There were a couple reasons that his conning tower emblem was three fish.  One of his favorite sayings was "Alles kleine Fische" which translates to "It's all little fish" or a more to the point, "it's really not important".  Another reason is that "Ali" liked American music and at that time, there was an American favorite which went:
     Down in the meadow
     in an itty-bitty pool
     swam three little fishes
     and their momma fishey too

and the chorus went:
     Boop, boop, didum, dadum
     waddum choo,
     Boop, boop, didum, dadum
     Wadum choo,
     Swim, said the momma fishey,
     Swim if you can,
     And they swam and they swam
     right over the dam
Right - I always wondered why we sang such goofy songs back then as well, but that's where "Ali" got the conning tower emblem, seen here.

On patrol in January of 1942, Cremer sank three ships but disaster awaited him.  On his return to his homeport, the 3rd U-Bootflottille at La Rochelle, he spotted what appeared to be a tramp steamer, and he sank it too.  Unfortunately, it was the German blockade runner SPREEWALD that he sank.

He came to America on his second feindfahrt (war patrol) but as he tried to sink the tanker BRITISH PRESTIGE, the tanker rammed the U-Boat, causing a lot of damage.  Quickly a destroyer came on the scene and further blasted U-333, causing yet more damage.  "Ali" managed to bring his badly crippled submarine back home, with four tonnage flags flying.

His third feindfahrt took him off the African coast where, on 6 October 1942, the paths of U-333 and the RCN corvette HMCS CROCUS crossed and the epoch battle commenced.  The corvette was firing all guns at the U-Boat and then rammed the sub astern while the fire from the Oerlikons and pom-pom guns continued to blast the conning tower.  The I.W.O. and six crewmen were killed and "Ali" was badly wounded, but despite his wounds and despite the constant fire from the corvette, he continued to hand the wounded down the hatch before going below himself and diving the boat.  U-333 was seriously damaged including the forward tubes being knocked totally out of line, and Cremer was badly wounded.  Admiral Dönitz immediately ordered the Type XIV "Milch Kuh" tanker-supply submarine U-459 to rendezvous with U-333.  The meeting took place four days later and the doctor came aboard U-333 to tend to "Ali" and the other wounded men.

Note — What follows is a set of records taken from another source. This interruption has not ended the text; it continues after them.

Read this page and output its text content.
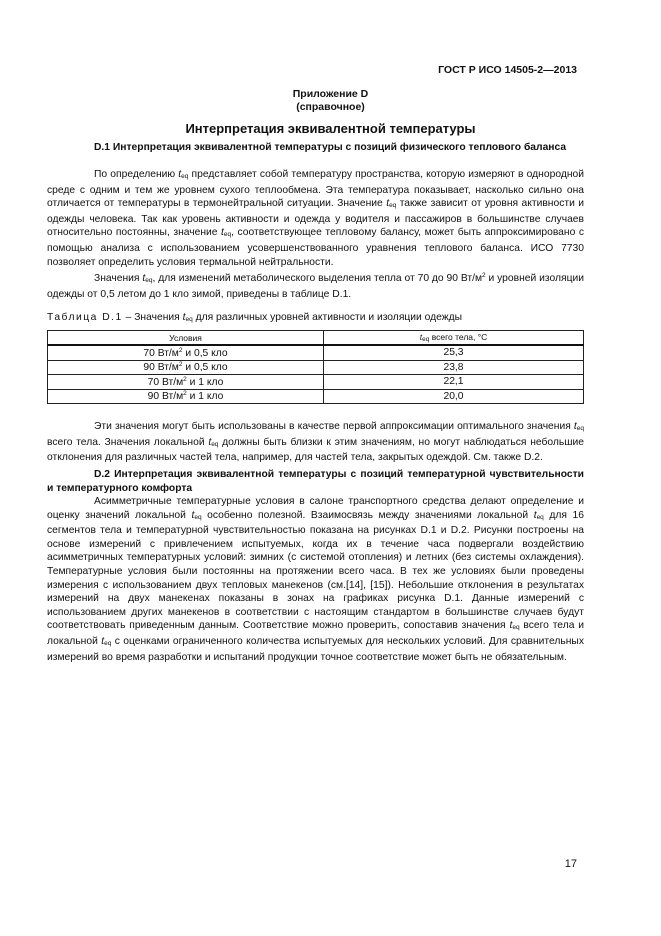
ГОСТ Р ИСО 14505-2—2013
Приложение D
(справочное)
Интерпретация эквивалентной температуры
D.1 Интерпретация эквивалентной температуры с позиций физического теплового баланса
По определению $t_{eq}$ представляет собой температуру пространства, которую измеряют в однородной среде с одним и тем же уровнем сухого теплообмена. Эта температура показывает, насколько сильно она отличается от температуры в термонейтральной ситуации. Значение $t_{eq}$ также зависит от уровня активности и одежды человека. Так как уровень активности и одежда у водителя и пассажиров в большинстве случаев относительно постоянны, значение $t_{eq}$, соответствующее тепловому балансу, может быть аппроксимировано с помощью анализа с использованием усовершенствованного уравнения теплового баланса. ИСО 7730 позволяет определить условия термальной нейтральности.
Значения $t_{eq}$, для изменений метаболического выделения тепла от 70 до 90 $Вт/м^2$ и уровней изоляции одежды от 0,5 летом до 1 кло зимой, приведены в таблице D.1.
Таблица D.1 – Значения $t_{eq}$ для различных уровней активности и изоляции одежды
Условия	$t_{eq}$ всего тела, °C
70 $Вт/м^2$ и 0,5 кло	25,3
90 $Вт/м^2$ и 0,5 кло	23,8
70 $Вт/м^2$ и 1 кло	22,1
90 $Вт/м^2$ и 1 кло	20,0
Эти значения могут быть использованы в качестве первой аппроксимации оптимального значения $t_{eq}$ всего тела. Значения локальной $t_{eq}$ должны быть близки к этим значениям, но могут наблюдаться небольшие отклонения для различных частей тела, например, для частей тела, закрытых одеждой. См. также D.2.
D.2 Интерпретация эквивалентной температуры с позиций температурной чувствительности и температурного комфорта
Асимметричные температурные условия в салоне транспортного средства делают определение и оценку значений локальной $t_{eq}$ особенно полезной. Взаимосвязь между значениями локальной $t_{eq}$ для 16 сегментов тела и температурной чувствительностью показана на рисунках D.1 и D.2. Рисунки построены на основе измерений с привлечением испытуемых, когда их в течение часа подвергали воздействию асимметричных температурных условий: зимних (с системой отопления) и летних (без системы охлаждения). Температурные условия были постоянны на протяжении всего часа. В тех же условиях были проведены измерения с использованием двух тепловых манекенов (см.[14], [15]). Небольшие отклонения в результатах измерений на двух манекенах показаны в зонах на графиках рисунка D.1. Данные измерений с использованием других манекенов в соответствии с настоящим стандартом в большинстве случаев будут соответствовать приведенным данным. Соответствие можно проверить, сопоставив значения $t_{eq}$ всего тела и локальной $t_{eq}$ с оценками ограниченного количества испытуемых для нескольких условий. Для сравнительных измерений во время разработки и испытаний продукции точное соответствие может быть не обязательным.
17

The successes were getting harder and harder to achieve, and his next two patrols bore no fruit but in April 1944, U-333 again was badly damaged in an exchange with ASW units.

As the war drew nearer and nearer to its end, Cremer commissioned the new Type XXI super submarine U-2519, but the war ended before he could make any war patrols with that boat.  He scuttled that boat in the estuary of Kiel on 3 May 1945, but the boat was raised by the Allies after the war and broken up for scrap.

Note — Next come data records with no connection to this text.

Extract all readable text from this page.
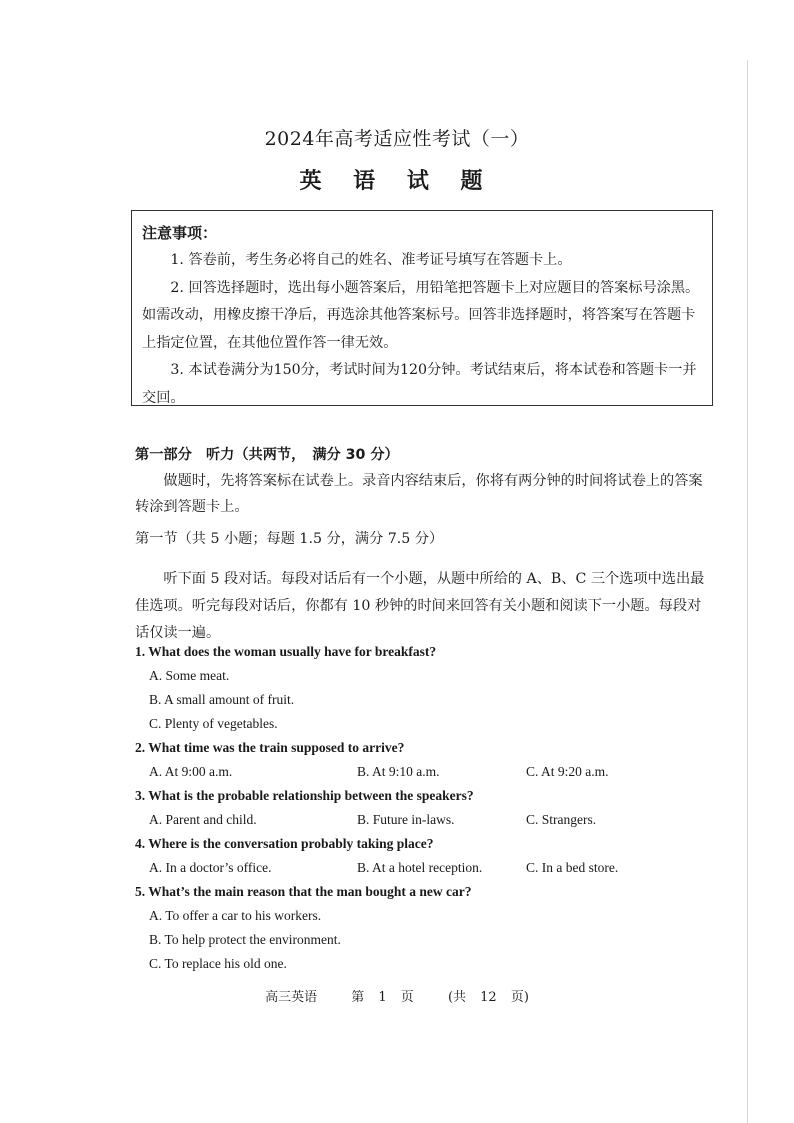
2024年高考适应性考试（一）
英 语 试 题
注意事项：

1. 答卷前，考生务必将自己的姓名、准考证号填写在答题卡上。

2. 回答选择题时，选出每小题答案后，用铅笔把答题卡上对应题目的答案标号涂黑。如需改动，用橡皮擦干净后，再选涂其他答案标号。回答非选择题时，将答案写在答题卡上指定位置，在其他位置作答一律无效。

3. 本试卷满分为150分，考试时间为120分钟。考试结束后，将本试卷和答题卡一并交回。

第一部分　听力（共两节，　满分 30 分）

做题时，先将答案标在试卷上。录音内容结束后，你将有两分钟的时间将试卷上的答案转涂到答题卡上。

第一节（共 5 小题；每题 1.5 分，满分 7.5 分）

听下面 5 段对话。每段对话后有一个小题，从题中所给的 A、B、C 三个选项中选出最佳选项。听完每段对话后，你都有 10 秒钟的时间来回答有关小题和阅读下一小题。每段对话仅读一遍。

1. What does the woman usually have for breakfast?
A. Some meat.
B. A small amount of fruit.
C. Plenty of vegetables.
2. What time was the train supposed to arrive?
A. At 9:00 a.m.	B. At 9:10 a.m.	C. At 9:20 a.m.
3. What is the probable relationship between the speakers?
A. Parent and child.	B. Future in-laws.	C. Strangers.
4. Where is the conversation probably taking place?
A. In a doctor’s office.	B. At a hotel reception.	C. In a bed store.
5. What’s the main reason that the man bought a new car?
A. To offer a car to his workers.
B. To help protect the environment.
C. To replace his old one.
高三英语	第 1 页	(共 12 页)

After scuttling his boat, Cremer, together with Gerd Thäter (194-+-1986), formed an anti-tank group working in and around Hamburg.  Thäter had just scuttled his Type XXI boat, U-3506, and so they formed this anti-tank group and destroyed several tanks.

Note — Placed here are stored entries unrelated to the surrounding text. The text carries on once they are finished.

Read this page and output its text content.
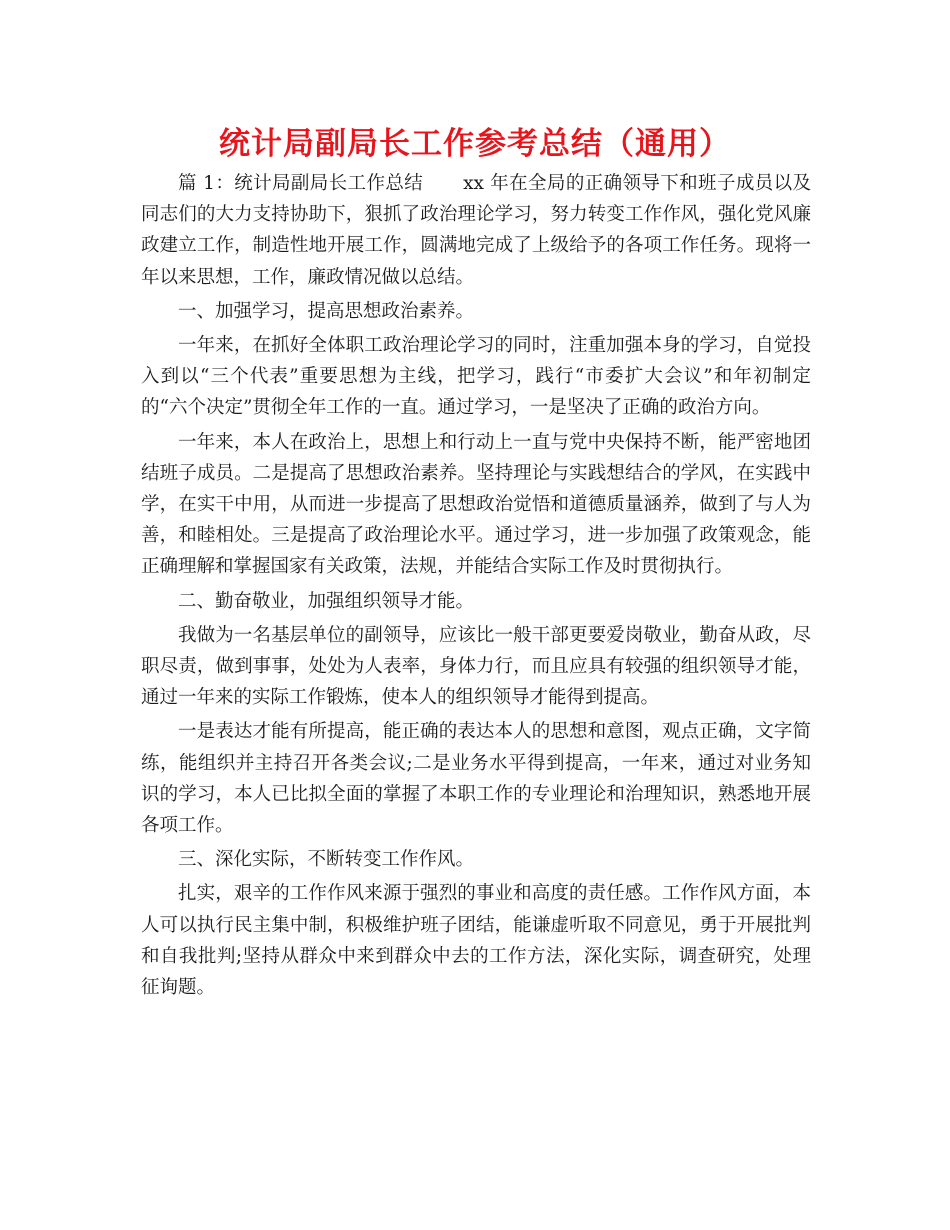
统计局副局长工作参考总结（通用）

篇 1：统计局副局长工作总结 xx 年在全局的正确领导下和班子成员以及同志们的大力支持协助下，狠抓了政治理论学习，努力转变工作作风，强化党风廉政建立工作，制造性地开展工作，圆满地完成了上级给予的各项工作任务。现将一年以来思想，工作，廉政情况做以总结。

一、加强学习，提高思想政治素养。

一年来，在抓好全体职工政治理论学习的同时，注重加强本身的学习，自觉投入到以“三个代表”重要思想为主线，把学习，践行“市委扩大会议”和年初制定的“六个决定”贯彻全年工作的一直。通过学习，一是坚决了正确的政治方向。

一年来，本人在政治上，思想上和行动上一直与党中央保持不断，能严密地团结班子成员。二是提高了思想政治素养。坚持理论与实践想结合的学风，在实践中学，在实干中用，从而进一步提高了思想政治觉悟和道德质量涵养，做到了与人为善，和睦相处。三是提高了政治理论水平。通过学习，进一步加强了政策观念，能正确理解和掌握国家有关政策，法规，并能结合实际工作及时贯彻执行。

二、勤奋敬业，加强组织领导才能。

我做为一名基层单位的副领导，应该比一般干部更要爱岗敬业，勤奋从政，尽职尽责，做到事事，处处为人表率，身体力行，而且应具有较强的组织领导才能，通过一年来的实际工作锻炼，使本人的组织领导才能得到提高。

一是表达才能有所提高，能正确的表达本人的思想和意图，观点正确，文字简练，能组织并主持召开各类会议;二是业务水平得到提高，一年来，通过对业务知识的学习，本人已比拟全面的掌握了本职工作的专业理论和治理知识，熟悉地开展各项工作。

三、深化实际，不断转变工作作风。

扎实，艰辛的工作作风来源于强烈的事业和高度的责任感。工作作风方面，本人可以执行民主集中制，积极维护班子团结，能谦虚听取不同意见，勇于开展批判和自我批判;坚持从群众中来到群众中去的工作方法，深化实际，调查研究，处理征询题。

When the war was over, these two men accompanied Großadmiral Dönitz to the Naval Academy at Mürwik/Flensburg where Dönitz set up the new and short-lived seat of the German Government.  They organized the Dönitz Guard Battalion and it was one of their men, a young 18 year old sailor, who fatally shot Wolfgang Lüth one dark night when Lüth did not return the counter-sign.

Once joining Sharkhunters, Captain Cremer was extremely helpful with information, photos and his wartime memories for our archives and our KTB Magazine.  He was with us for our first overseas "Patrol" in Germany in 1988.  It was from Cremer's personal diary that we confirmed that Dönitz was indeed, in the Führerbunker on 20 April and thus, upholding the story told by Spanish spy Don Angel Alcazar de Velasco of certain things that took place in the bunker those final days.

"Ali" Cremer was a fine man - always ready to help Sharkhunters.  In his later years, he had contracted prostate cancer and when I'd ask him about his condition, the answer was always the same.  He would tell me that he did not accept the cancer and so, it could not harm him.  It was a tough and admirable position to take - but sadly, the cancer was stronger than "Ali" thought, and it finally took his life.